It is possible to impose certain economic and financial standings in public tenders in which the contracting authority has stipulated this kind of criterion, in limited tenders with prior qualification and in procedures for the award of consulting services the value of which is above a specific threshold. This will, consequently, limit (in theory) the number of bidders that are able to participate in the procedure.
It is also possible for a contracting authority to launch a restricted tender or a direct award. In both procedures, the selection of bidders that can participate in it depends on the discretionary decision of the contracting authority.
Regaining status following exclusion
How can a bidder that would have to be excluded from a tender procedure because of past irregularities regain the status of a suitable and reliable bidder? Is the concept of ‘self-cleaning’ an established and recognised way of regaining suitability and reliability?
The concept of ‘self-cleaning’ is not yet established. Economic operators that fall within any of the exclusion situations foreseen in the PPC have to wait for the lifting of the respective sanctions.
The procurement procedures
Does the relevant legislation specifically state or restate the fundamental principles for tender procedures: equal treatment, transparency and competition?
The PPC and the LRAC provide for basic underlying principles, such as public interest, good faith, competition, equality, proportionality, transparency, impartiality, economy and efficiency, protection of the environment, stability, responsibility, annual programming and confidentiality. These principles are relevant since they provide guidelines to interpret rules and, consequently, identify possible obligations or limits to the activity of the contracting authorities.
Independence and impartiality
Does the relevant legislation or the case law require the contracting authority to be independent and impartial?
The PPC does not have a specific provision referring to the independence and impartiality of contracting authorities; however, the independence and impartiality of said authority result from the fundamental principles referred to in question 15.
Conflicts of interest
How are conflicts of interest dealt with?
Members or staff of contracting authorities, members of juries or any other entities involved in a procurement procedure must comply with the general rules regarding conflicts of interest of holders and agents of the public administration.
In addition, the members and staff of entities involved in a procurement procedure should disclose any personal interest towards a bidder or potential bidder and, if that is the case, request the suspension of their involvement in the procedure.
Bidder involvement in preparation
How is the involvement of a bidder in the preparation of a tender procedure dealt with?
Anyone who has participated in the preparation of a public procurement procedure is not allowed to participate as a bidder in said procedure.
What is the prevailing type of procurement procedure used by contracting authorities?
The prevailing type of competitive procurement procedure used by contracting authorities is the public tender.
However, contracting authorities often choose to award contracts on a direct award basis, as it is the most time-saving procedure available.

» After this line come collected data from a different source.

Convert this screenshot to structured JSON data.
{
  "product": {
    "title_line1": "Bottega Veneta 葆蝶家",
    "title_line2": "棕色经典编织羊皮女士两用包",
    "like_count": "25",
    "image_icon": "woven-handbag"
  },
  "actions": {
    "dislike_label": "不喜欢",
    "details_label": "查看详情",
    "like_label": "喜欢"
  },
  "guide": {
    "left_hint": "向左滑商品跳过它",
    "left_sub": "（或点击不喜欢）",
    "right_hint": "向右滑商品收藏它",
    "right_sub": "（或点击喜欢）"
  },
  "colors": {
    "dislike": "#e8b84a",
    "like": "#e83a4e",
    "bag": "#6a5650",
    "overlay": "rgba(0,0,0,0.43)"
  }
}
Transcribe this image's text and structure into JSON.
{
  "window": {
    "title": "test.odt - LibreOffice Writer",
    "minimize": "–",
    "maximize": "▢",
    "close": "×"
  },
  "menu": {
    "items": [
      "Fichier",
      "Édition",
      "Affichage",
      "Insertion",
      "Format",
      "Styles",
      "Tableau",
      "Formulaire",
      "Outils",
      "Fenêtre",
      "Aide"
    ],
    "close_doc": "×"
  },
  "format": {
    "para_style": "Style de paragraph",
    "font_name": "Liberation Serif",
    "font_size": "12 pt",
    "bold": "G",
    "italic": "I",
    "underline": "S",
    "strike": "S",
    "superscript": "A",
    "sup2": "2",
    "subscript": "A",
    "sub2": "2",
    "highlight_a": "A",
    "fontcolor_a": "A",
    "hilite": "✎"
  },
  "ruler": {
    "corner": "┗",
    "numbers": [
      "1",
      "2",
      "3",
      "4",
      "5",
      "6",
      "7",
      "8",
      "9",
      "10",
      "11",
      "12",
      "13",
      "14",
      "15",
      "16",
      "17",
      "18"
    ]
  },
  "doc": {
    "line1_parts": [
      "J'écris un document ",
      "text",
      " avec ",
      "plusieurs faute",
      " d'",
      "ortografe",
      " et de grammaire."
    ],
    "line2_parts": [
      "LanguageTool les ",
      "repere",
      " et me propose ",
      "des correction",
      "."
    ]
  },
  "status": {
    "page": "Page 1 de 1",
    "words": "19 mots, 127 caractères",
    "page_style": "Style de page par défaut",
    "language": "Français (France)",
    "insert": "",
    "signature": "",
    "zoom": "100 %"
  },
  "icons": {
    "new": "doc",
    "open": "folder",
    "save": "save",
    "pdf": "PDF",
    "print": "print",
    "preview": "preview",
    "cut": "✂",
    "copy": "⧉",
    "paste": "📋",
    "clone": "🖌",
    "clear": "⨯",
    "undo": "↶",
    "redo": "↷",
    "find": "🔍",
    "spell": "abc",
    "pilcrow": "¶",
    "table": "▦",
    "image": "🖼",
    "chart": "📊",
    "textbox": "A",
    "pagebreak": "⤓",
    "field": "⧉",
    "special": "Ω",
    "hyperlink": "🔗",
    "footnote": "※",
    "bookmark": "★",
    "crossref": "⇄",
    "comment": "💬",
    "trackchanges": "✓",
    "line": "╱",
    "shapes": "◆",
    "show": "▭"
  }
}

Separate bids in one procedure
Can related bidders submit separate bids in one procurement procedure?
The PPC has specific provisions under which a group of economic operators participating in a procurement procedure as a group are not entitled to participate in the same procedure, either solely or as members of other groups (article 69 of the PPC) Violation of such rule shall lead to the exclusion of both bidders.
There is no specific provision for related bidders (for example, different companies within the same group) submitting separate bids in the same procedure. Nonetheless, in most cases this situation could lead to the exclusion of both bidders. In fact, if certain companies belong to the same economic group, it would be very hard for them to demonstrate that they are independent and are not distorting competition, which constitutes another ground for exclusion.
Negotiations with bidders
Is the use of procedures involving negotiations with bidders subject to any special conditions?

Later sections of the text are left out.